Arthur Gardner Rankin Sr. (August 30, 1895 – March 23, 1947) was an American film actor.

==Personal life==
Arthur Rankin was born in New York, the son of actress Phyllis Rankin. She later married actor Harry Davenport, who adopted Arthur. He was the nephew of Mr. and Mrs. Sidney Drew. Rankin served in the United States Marine Corps during World War I, and received a medical discharge in 1918. He then joined the British Army. During World War II, Rankin rejoined the Marine Corps. Rankin married Marian Mansfield, and they had two sons, one of them being animator Arthur Rankin Jr.
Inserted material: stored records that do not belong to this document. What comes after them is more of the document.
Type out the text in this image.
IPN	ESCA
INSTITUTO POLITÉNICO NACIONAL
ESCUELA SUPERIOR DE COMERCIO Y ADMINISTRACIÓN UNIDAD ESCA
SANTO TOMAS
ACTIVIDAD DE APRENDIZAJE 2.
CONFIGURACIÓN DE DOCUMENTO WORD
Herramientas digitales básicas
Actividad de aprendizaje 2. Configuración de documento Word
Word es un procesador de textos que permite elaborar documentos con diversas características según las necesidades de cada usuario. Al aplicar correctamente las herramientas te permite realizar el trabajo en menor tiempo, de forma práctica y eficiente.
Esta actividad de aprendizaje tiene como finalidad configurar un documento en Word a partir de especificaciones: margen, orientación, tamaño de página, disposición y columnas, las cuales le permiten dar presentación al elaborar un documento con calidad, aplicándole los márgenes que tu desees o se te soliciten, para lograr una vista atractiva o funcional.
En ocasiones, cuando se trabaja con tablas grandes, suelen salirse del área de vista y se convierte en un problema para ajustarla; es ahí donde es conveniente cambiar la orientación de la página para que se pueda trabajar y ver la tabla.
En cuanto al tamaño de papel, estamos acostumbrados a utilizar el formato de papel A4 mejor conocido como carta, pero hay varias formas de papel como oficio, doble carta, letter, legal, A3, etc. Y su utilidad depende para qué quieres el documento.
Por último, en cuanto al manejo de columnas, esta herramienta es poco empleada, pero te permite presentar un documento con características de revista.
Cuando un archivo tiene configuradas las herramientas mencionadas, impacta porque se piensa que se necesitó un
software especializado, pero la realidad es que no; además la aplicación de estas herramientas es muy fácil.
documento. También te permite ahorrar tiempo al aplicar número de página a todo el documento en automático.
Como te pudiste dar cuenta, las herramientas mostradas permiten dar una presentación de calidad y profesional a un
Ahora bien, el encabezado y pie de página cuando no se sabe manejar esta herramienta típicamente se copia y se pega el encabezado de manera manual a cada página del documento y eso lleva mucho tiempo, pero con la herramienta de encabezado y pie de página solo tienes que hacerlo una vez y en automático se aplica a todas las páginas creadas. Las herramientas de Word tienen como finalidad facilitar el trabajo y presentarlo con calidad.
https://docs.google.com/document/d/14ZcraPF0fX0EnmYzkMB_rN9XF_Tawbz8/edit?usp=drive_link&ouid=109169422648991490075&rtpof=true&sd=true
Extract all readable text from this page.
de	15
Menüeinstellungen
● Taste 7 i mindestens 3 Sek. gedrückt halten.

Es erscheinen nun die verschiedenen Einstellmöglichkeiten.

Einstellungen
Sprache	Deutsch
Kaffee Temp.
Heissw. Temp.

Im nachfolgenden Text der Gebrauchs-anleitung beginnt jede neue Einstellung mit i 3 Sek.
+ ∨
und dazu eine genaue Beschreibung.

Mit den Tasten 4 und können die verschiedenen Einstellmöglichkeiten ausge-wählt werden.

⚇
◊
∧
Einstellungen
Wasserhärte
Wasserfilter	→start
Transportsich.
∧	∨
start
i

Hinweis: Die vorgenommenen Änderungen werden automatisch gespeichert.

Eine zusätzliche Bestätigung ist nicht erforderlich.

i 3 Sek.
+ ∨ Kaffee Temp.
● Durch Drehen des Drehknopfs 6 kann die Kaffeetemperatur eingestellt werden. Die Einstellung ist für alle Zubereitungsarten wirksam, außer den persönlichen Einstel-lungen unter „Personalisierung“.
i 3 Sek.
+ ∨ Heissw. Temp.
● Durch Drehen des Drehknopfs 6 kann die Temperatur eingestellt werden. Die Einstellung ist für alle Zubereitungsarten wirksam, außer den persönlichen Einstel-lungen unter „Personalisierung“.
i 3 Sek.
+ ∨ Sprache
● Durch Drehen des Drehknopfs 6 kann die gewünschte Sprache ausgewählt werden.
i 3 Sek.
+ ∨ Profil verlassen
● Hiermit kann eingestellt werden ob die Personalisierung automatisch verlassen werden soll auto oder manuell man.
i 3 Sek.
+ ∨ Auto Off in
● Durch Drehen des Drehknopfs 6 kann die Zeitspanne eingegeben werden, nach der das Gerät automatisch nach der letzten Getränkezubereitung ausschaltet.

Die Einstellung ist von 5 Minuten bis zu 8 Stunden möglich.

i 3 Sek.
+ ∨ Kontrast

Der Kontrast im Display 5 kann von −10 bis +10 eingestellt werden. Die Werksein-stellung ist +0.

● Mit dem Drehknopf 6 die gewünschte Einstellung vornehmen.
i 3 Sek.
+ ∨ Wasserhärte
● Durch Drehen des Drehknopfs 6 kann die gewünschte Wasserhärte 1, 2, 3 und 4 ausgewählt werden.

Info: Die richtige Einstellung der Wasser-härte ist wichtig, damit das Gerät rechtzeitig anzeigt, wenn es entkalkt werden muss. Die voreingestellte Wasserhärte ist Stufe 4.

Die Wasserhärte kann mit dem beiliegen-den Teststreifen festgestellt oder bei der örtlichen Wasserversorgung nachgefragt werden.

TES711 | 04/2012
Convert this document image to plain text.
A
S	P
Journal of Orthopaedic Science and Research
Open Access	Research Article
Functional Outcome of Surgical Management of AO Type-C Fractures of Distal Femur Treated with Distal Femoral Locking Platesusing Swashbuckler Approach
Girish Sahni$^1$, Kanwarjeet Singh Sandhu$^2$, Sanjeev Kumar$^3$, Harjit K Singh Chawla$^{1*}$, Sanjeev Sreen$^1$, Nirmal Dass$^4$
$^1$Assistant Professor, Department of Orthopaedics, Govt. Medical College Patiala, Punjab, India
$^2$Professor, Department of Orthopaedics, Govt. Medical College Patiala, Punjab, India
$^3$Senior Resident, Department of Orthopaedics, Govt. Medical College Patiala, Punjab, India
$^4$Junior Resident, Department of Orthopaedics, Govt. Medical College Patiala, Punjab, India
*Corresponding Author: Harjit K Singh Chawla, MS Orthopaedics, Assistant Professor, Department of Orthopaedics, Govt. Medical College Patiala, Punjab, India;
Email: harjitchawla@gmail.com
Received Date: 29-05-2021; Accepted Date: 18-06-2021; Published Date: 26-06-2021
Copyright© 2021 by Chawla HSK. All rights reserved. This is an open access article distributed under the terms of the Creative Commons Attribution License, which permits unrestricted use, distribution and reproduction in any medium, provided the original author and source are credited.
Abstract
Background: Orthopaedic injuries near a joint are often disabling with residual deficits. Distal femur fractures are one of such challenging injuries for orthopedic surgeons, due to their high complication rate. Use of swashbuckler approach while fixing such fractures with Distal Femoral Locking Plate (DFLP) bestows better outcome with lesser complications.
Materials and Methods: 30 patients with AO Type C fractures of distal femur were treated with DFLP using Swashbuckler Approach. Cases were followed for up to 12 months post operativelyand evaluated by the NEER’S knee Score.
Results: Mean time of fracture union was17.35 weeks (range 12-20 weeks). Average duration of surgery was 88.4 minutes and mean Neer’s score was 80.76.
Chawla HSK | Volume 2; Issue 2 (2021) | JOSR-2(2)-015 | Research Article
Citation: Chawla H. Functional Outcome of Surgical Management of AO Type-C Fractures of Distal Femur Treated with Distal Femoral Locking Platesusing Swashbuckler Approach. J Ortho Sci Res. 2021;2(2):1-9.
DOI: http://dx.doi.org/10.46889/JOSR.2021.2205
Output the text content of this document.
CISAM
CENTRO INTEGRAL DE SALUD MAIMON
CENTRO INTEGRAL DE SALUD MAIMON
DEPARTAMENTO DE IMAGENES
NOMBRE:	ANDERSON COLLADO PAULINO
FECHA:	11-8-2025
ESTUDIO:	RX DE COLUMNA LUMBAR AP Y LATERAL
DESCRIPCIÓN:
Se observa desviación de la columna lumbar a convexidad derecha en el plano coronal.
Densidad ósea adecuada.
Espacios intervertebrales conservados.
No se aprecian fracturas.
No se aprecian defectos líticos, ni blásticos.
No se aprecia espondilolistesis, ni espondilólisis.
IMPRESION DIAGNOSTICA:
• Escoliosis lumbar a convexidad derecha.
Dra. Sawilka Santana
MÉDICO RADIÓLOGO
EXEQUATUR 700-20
He died on March 22, 1947, of a cerebral hemorrhage.

==Selected filmography==

- Silas Marner (1916)
- Romance (1920)
- The Truth About Husbands (1920)
- The Great Adventure (1921)
- The Lure of Jade (1921)
- The Five Dollar Baby (1922)
- To Have and to Hold (1922)
- Enter Madame (1922)
- The Call of the Canyon (1923)
- Discontented Husbands (1924)
- Vanity's Price (1924)
- Broken Laws (1924)
- The Fearless Lover (1925)
- Tearing Through (1925)
- Speed (1925)
- Sun-Up (1925)
- Pursued (1925)
- The Love Gamble (1925)
- The Sporting Lover (1926)
- The Man in the Shadow (1926)
- The Hidden Way (1926)
- The Millionaire Policeman (1926)
- Riding to Fame (1927)
- The Woman Who Did Not Care (1927)
- The Blood Ship (1927)
- Slightly Used (1927)
- The Adventurous Soul (1927)
- The Wife's Relations (1928)
- Domestic Troubles (1928)
- Walking Back (1928)
- Say It with Sables (1928)
- Making the Varsity (1928)
- Runaway Girls (1928)
- Submarine (1928)
- Code of the Air (1928)
- Ships of the Night (1928)
- Companionate Marriage (1928)
- Below the Deadline (1929)
- The Fall of Eve (1929)
- The Unwritten Law (1932)
- Trailing North (1933)
- The Thrill Hunter (1933)
- Men of the Night (1934)
- Unknown Woman (1935)
- The Public Menace (1935)
- Case of the Missing Man (1935)
- Roaming Lady (1936)
- The Cowboy Star (1936)
- Two-Fisted Gentleman (1936)
- Midnight Taxi (1937)
- Second Honeymoon (1937)
- Thanks for Everything (1938)
- Quick Millions (1939)
- Here I Am a Stranger (1939)

==See also==
- Arthur Rankin Jr.

==Bibliography==
- Munden, Kenneth White. The American Film Institute Catalog of Motion Pictures Produced in the United States, Part 1. University of California Press, 1997.